News | October 28, 2020

The Book Club of CA Announces 2020 Oscar Lewis Awards

San Francisco — The Book Club of California congratulates the recipients of the 2020 Oscar Lewis Awards: John Briscoe for his contributions to Western History, and Mary Austin & Kathleen Burch for their contributions to the Book Arts.

2020 Oscar Lewis Award for Western History—John Briscoe, author of Crush: The Triumph of California Wine

John Briscoe is a poet, author, restaurateur, San Francisco lawyer, and board member of the Historical Society of the United States District Court in San Francisco. His historical publications include two books, Tadich Grill: The Story of San Francisco’s Oldest Restaurant and Crush: The Triumph of California Wine. He has also written and published scholarly essays on historical California figures such as Garret W. McEnerney, Stefan A. Riesenfeld, and Louis F. Claiborne, and he contributed to the definitive history of the San Francisco District Court, the oldest federal court in the West.

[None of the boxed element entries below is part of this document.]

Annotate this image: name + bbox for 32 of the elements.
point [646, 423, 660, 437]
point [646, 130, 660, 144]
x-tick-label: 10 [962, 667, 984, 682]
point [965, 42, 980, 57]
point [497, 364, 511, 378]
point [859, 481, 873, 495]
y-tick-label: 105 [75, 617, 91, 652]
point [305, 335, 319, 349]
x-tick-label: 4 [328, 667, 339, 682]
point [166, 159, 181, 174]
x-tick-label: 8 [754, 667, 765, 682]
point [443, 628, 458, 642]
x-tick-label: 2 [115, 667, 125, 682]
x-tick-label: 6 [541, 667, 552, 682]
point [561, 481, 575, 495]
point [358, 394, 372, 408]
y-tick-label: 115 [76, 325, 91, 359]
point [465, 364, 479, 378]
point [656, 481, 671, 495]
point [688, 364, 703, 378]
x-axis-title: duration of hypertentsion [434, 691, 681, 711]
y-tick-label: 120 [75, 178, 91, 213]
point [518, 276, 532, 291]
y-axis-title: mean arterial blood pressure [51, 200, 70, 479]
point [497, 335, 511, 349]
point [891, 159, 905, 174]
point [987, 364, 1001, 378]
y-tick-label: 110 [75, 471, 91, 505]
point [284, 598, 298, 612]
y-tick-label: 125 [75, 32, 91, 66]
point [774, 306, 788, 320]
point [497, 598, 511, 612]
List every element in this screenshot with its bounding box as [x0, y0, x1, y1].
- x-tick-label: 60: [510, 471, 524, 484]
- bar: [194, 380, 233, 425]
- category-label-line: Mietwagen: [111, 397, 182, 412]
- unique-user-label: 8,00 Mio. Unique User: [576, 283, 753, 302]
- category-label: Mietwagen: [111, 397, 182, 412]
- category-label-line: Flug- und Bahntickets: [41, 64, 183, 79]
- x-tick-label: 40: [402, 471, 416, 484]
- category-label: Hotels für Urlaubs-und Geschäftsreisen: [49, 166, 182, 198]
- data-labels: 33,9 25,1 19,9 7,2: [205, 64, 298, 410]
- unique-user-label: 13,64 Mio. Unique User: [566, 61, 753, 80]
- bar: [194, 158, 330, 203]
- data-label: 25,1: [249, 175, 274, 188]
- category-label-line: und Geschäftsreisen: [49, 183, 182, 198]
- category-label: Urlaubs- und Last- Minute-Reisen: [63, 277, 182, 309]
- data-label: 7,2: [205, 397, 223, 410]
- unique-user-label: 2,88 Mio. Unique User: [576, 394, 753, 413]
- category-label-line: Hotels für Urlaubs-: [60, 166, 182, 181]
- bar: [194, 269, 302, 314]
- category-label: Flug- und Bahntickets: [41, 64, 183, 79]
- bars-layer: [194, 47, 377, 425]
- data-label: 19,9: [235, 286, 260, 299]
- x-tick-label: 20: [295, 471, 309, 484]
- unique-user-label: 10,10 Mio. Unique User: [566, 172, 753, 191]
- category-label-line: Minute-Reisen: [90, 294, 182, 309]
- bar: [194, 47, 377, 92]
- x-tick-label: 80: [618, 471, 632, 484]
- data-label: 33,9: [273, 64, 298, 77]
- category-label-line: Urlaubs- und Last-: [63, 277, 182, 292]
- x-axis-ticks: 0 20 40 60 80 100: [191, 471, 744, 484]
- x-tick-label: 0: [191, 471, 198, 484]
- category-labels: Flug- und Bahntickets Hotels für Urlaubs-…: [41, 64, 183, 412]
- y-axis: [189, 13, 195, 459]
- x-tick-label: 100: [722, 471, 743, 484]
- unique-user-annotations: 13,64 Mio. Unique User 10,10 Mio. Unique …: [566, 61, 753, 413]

Crush is the vividly told story of how California wine gained global recognition. Briscoe recounts wine’s usual relationship with California from the very first vintage through multiple calamities to its startling triumph at a blind tasting in Paris in 1976. Through this innovative perspective, Briscoe profiles the larger story of California. Briscoe has, through verve and a distinctive flair for writing, made California’s past accessible to a broad audience. Crush has won numerous awards and is destined to become a classic not only of wine literature but also of California’s history, people, and culture.                                                                                                                            

2020 Oscar Lewis Award for the Book Arts—Mary Austin & Kathleen Burch, co-founders of the San Francisco Center for the Book

In 1996, Mary Austin and Kathleen Burch co-founded the San Francisco Center for the Book. Its letterpress and bookbinding studios, workshops, exhibitions, and events serve thousands of students and book workers each year. Austin, an Ohio native, graduated from Wellesley College in 1982 and helped start The Museum of Printing History in Houston, TX and the San Francisco museum Explore Print!, which she also directed. Austin has been an advocate of fine printing and the book arts for over 35 years. She is an artist, book collector, philanthropist, and proprietor of the Underground Press. Burch, a native of Vallejo, CA, graduated from Mills College in 1973 and founded Burch Typografica, a San Francisco type and design studio, in 1979. A past president of the BCC, she serves on the board of the Internet Archive and was a Xerox PARC artist-in-residence. She is active in the keepsake culture of California and designed the BCC’s Centennial programs of 2012 and the M.F.K. Fisher keepsake of 2008, both major Book Club keepsakes.

These two women have built a community of book arts training and appreciation that is truly unequalled. Countless people in the Bay Area and beyond are endlessly grateful to them for what they have so generously created.